Jéssica assistia ao seu seriado favorito, “Garotas Mandonas”, e cantava as músicas de suas personagens favoritas, a mãe disse que era pra ela fazer o dever de casa, que queria ver ele pronto quando chegasse, mas ela não levaria mais que dez minutos para resolver a tarefa, a professora de Matemática disse que ela poderia ser como Einstein se continuasse como estava, ela perguntou à mãe quem era esse tal de Einstein e a mãe lhe disse que foi o homem que inventou o celular e o tablet. “Uau!” , então ela queria dizer que isso era uma coisa boa, mas ela não gostava de Matemática, acertava todas as contas só para passar o tempo, o que Jéssica gostava mesmo era das aulas de Português. Ler. Lia revistas de vampiros e também as da “Mulher Maravilha”, e nas aulas, arrasava na hora da leitura em voz alta que o professor Júlio sempre pedia em todas as aulas. Corava um pouco porque Marcelo olhava pra ela toda vez que ela lia. Marcelo foi seu par na quadrilha do ano passado. Antes da família se mudar pra o condomínio em que agora moravam, Marcelo morava na rua logo depois da de Jéssica, e sempre que ela ia com a mãe comprar pão na padaria do Seu Paulo, ela passava em frente à casa dele e ficava olhando na esperança de lhe acenar. Só que ela nunca o via.

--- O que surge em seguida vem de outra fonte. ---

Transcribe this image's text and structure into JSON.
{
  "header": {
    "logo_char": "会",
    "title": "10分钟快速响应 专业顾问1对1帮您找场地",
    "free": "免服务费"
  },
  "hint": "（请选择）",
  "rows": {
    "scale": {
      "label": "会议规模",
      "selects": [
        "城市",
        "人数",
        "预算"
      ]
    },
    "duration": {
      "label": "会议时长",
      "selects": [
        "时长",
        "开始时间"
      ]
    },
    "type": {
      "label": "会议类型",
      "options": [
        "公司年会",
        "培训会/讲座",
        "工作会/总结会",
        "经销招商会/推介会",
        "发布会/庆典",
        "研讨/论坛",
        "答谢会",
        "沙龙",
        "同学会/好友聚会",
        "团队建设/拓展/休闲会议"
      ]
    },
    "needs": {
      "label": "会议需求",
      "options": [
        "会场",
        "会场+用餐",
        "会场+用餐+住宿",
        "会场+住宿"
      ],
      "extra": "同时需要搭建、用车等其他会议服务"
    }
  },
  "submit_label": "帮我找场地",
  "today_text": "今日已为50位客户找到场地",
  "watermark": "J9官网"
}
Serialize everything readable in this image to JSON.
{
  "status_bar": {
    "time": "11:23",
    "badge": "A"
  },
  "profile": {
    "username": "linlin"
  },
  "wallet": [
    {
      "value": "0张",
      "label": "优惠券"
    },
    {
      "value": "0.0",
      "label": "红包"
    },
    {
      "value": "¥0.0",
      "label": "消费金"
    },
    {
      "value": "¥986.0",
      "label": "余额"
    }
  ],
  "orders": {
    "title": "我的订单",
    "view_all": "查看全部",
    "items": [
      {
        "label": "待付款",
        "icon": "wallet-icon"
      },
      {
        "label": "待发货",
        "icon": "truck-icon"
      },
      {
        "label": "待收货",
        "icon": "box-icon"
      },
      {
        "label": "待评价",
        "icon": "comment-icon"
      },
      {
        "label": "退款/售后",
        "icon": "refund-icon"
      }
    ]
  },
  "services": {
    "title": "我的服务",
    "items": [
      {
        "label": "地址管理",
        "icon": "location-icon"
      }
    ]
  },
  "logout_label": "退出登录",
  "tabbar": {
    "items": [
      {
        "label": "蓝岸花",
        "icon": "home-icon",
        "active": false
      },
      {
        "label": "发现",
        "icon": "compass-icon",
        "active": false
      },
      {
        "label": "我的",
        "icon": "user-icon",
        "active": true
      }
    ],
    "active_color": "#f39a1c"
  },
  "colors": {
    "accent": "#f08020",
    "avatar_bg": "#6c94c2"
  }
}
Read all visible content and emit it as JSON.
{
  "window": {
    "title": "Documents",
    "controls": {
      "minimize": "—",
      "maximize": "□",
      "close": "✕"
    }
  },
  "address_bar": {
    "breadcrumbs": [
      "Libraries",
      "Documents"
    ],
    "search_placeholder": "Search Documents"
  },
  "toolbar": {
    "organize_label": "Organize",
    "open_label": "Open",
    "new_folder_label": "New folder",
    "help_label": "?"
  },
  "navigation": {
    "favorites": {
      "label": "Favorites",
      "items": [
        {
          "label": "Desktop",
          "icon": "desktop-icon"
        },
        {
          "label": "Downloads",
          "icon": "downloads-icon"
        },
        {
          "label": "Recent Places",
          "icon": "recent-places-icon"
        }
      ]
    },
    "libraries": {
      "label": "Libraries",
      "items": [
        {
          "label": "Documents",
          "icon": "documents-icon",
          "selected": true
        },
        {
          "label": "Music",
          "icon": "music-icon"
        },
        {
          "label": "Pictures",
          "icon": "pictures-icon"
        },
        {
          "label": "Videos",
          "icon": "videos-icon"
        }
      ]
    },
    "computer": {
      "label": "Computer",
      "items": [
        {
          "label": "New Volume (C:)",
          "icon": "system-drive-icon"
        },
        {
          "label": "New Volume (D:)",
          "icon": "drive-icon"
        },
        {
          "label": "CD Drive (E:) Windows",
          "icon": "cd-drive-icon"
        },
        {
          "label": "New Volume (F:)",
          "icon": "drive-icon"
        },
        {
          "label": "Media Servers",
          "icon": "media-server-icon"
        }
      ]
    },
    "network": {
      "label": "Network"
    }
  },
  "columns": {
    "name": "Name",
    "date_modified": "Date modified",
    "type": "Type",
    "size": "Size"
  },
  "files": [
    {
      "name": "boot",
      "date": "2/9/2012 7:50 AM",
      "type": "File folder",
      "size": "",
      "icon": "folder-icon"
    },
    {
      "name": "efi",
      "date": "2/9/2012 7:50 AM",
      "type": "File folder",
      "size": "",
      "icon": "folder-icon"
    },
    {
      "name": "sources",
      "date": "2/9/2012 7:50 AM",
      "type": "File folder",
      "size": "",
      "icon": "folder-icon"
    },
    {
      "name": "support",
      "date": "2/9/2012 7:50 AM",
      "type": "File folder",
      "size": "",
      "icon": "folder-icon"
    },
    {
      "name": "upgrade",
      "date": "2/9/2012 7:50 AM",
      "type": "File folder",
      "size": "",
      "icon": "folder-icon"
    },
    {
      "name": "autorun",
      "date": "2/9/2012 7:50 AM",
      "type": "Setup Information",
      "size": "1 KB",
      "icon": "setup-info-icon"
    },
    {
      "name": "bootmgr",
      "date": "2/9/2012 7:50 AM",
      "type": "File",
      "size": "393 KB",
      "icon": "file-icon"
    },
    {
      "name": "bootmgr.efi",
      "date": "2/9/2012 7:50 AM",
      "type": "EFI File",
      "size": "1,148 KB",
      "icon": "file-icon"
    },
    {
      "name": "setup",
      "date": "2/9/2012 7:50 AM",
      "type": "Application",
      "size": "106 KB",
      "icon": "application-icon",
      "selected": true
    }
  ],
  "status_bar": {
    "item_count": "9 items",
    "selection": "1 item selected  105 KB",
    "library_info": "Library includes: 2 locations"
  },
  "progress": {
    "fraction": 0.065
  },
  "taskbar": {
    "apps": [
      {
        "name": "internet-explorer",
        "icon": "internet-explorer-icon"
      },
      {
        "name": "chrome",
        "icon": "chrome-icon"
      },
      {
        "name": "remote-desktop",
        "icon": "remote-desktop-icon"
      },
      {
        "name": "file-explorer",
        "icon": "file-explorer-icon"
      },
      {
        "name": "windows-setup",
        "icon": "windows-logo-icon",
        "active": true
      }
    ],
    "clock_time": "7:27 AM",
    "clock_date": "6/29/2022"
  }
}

De repente o som de batidas na porta ecoou cobrindo os diálogos de etiqueta de Melina e as músicas rebeldes de Jéssica, alguém batia à porta com força, batia no vidro da porta que já abria para a rua, no condomínio não haviam muros, e com os vidros das janelas fechados, um vulto disforme era visto de pé do lado de fora da casa, continuava batendo, talvez por ouvir o som da TV vindo da casa insistia como na urgência de ser atendido.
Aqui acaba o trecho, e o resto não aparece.